When perform the GCMC, the chemical potential mu or fugacity coefficient phi should be given. Fortunately, in the mu or phi could be estimated by state of equation. For some common substance gcmc() method can calculate the mu and phi automatically, by Peng-Robinson equation by default.

Access the property of substance for common substance

For certain common substance, we can access its thermodynamical property, like critical temperature Tc and saturation vapor pressure Psat by thermo package:

mol = hp.Molecule.read_from('c1ccc(O)cc1', 'smi')  # read a phenol by SMILES
mol.thermo_init()  # some kwargs could pass into, see documentation
print(mol.thermo.Tc)  # the critical temperature
print(mol.thermo.Psat)  # the saturation vapor pressure

Handle molecules in large scale

In the era of artificial intelligence, chemical information needs to be processed and utilized on a large scale.
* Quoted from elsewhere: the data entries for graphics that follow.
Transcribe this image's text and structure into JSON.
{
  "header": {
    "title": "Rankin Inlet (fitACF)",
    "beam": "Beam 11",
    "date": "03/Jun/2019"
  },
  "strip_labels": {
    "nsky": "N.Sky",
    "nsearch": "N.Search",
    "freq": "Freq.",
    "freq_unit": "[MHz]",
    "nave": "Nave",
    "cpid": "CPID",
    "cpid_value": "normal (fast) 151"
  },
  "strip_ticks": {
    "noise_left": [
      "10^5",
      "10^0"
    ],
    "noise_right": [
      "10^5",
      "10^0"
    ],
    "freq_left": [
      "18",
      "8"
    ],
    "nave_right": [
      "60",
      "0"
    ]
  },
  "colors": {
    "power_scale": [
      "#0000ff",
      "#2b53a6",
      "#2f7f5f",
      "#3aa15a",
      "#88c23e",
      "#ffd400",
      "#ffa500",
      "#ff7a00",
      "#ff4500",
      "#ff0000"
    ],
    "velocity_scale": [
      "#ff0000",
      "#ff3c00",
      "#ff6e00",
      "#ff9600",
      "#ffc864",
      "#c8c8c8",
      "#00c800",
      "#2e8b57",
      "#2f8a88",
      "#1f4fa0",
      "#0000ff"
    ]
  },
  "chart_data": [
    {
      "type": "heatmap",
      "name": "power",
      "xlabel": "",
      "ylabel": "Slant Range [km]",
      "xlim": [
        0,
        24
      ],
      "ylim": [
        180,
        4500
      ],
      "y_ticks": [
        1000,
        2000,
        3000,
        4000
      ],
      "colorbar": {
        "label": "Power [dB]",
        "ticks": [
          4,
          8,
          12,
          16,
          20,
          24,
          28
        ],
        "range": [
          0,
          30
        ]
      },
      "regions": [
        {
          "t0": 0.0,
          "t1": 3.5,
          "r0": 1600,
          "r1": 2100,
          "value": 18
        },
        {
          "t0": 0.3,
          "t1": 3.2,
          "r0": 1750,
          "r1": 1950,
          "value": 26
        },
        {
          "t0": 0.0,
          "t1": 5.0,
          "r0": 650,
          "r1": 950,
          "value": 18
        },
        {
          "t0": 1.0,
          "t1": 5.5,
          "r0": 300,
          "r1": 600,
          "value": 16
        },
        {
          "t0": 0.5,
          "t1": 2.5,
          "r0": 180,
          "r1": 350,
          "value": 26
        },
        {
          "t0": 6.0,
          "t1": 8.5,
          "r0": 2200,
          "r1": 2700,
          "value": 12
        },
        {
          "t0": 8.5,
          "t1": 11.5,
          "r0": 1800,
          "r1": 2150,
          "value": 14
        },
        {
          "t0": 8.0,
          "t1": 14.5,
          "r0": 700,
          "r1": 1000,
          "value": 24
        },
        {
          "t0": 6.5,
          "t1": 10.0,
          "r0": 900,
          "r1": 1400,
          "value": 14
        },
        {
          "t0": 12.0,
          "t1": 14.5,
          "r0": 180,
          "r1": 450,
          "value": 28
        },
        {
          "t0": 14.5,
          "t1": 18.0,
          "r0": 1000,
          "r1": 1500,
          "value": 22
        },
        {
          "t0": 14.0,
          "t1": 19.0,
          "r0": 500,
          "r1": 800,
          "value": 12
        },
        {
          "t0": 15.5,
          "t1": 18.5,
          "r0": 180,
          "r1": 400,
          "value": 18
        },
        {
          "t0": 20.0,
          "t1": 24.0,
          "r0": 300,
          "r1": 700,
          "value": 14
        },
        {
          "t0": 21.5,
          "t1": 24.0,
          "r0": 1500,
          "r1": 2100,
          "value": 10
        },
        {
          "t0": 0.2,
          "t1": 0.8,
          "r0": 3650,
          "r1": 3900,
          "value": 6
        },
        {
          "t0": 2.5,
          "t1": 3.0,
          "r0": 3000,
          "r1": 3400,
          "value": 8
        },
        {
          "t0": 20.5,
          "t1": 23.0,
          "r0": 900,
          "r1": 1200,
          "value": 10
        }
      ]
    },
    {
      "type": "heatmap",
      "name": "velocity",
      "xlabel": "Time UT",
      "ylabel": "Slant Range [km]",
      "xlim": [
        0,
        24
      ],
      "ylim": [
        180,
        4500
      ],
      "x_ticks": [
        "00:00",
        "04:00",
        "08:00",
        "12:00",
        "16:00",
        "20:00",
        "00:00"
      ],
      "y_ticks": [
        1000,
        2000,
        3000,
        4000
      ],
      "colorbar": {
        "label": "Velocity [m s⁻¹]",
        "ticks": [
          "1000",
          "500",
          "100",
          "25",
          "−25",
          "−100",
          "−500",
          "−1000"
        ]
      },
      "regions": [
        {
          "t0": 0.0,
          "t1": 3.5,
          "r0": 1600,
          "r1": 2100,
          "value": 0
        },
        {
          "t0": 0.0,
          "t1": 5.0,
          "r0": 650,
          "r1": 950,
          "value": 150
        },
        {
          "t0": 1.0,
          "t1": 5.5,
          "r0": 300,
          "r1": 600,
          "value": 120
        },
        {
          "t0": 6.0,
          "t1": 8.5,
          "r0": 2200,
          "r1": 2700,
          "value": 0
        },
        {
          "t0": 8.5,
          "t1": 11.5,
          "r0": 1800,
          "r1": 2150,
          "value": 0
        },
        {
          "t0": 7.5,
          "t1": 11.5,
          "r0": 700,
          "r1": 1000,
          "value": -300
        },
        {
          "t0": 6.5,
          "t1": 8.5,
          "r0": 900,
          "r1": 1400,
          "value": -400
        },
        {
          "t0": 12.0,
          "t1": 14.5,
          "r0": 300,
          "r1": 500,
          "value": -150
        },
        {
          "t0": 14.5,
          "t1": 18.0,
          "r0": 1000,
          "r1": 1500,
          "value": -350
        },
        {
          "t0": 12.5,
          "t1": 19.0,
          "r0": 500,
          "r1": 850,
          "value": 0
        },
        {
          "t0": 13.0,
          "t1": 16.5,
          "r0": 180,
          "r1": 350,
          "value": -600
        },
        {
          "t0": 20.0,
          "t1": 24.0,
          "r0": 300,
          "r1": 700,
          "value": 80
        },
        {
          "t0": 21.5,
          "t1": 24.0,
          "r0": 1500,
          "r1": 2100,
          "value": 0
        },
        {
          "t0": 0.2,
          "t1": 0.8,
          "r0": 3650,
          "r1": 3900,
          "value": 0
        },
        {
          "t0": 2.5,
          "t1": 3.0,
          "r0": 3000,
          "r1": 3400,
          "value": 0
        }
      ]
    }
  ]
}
Hotpot provides an interface called MolBundle for processing data on a large scale. For instance, if there is a large number of single-point energy results computed using Gaussian stored somewhere on a disk, and we want to create a dataset to train a deep potential model using this data, we can utilize "MolBundle" to efficiently read all the Gaussian computation data on a large scale and convert it into the required dataset System format for training the model:

import hotpot as hp
from hotpot.bundle import DeepModelBundle

path_raw_data = 'path/to/gaussian/log'
path_system = 'path/to/system'

bundle = hp.MolBundle.read_from(
    'g16log', path_raw_data, '*/*.log', nproc=32
)

# Convert to DeepModelBundle object with method to organize the molecular structures to System dataset
bundle: DeepModelBundle = bundle.to('DeepModelBundle')
bundle.to_dpmd_sys(path_system, validate_ratio=0.1)
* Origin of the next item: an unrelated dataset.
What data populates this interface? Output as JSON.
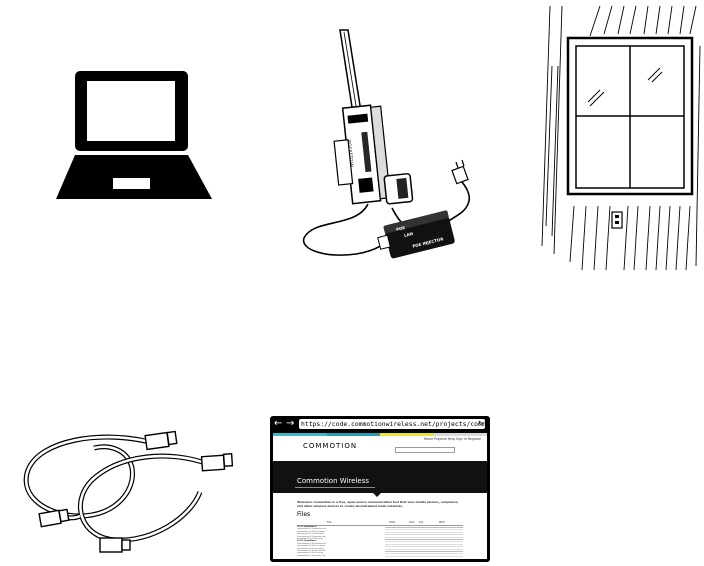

# Or, the user could get the System object export from the Molecule directly

hotpot is currently making every effort to support the use of various computational tools from the Deep Modeling community. In addition to organize the quantum calculation data and save them to disk directly, the hotpot now allowed build Molecule object from dpdata [System] and [LabeledSystem] object.

from pathlib import Path

import hotpot as hp
from hotpot.tasks.deepmd import read_system

data_root_dir = "path/to/data"

# Read MultiSystem object
ms = read_system(data_root_dir, file_pattern='**/*.log', fmt="gaussian/md")

mols = []
for ls in ms:
    mol = hp.Molecule.build_from_dpdata_system(ls)
    mols.append(mol)

# Supposed that I want to know the process of breaking and generating of bonds of the first Molecule
struct_dir = Path('path/to/struct/save')
img_dir = Path('path/to/img/save')
mol = mols[0]
# Iterating each conformer in the quantum chemistry calculation
for i in range(mol.conformer_counts):
    mol.conformer_select(i)
    mol.remove_bonds(*mol.bonds)  # Clear all pre-build bonds
    mol.build_bonds()  # rebuild bonds according to the point cloud of atoms
    mol.assign_bond_types()

    mol.writefile(struct_dir.joinpath(f"{i}.mol2"))  # Save the 3D mol structure with built bonds to mol2 file
    mol.save_2d_img(img_dir.joinpath(f'{i}.png'))  # Save the 2d img structure to png file

TroubleShooting

1) Missing dependent dynamic libs

When installing the package, you might meet some errors from missing dependent libs, like the message: ImportError: libXrender.so.1: cannot open shared object file: No such file or directory. This trouble is caused by the lacking of the libxrender1 lib and could be solved by run the following command (supposing an Ubuntu system):

sudo apt-get install libxrender1

The similar trouble should be solved like the above.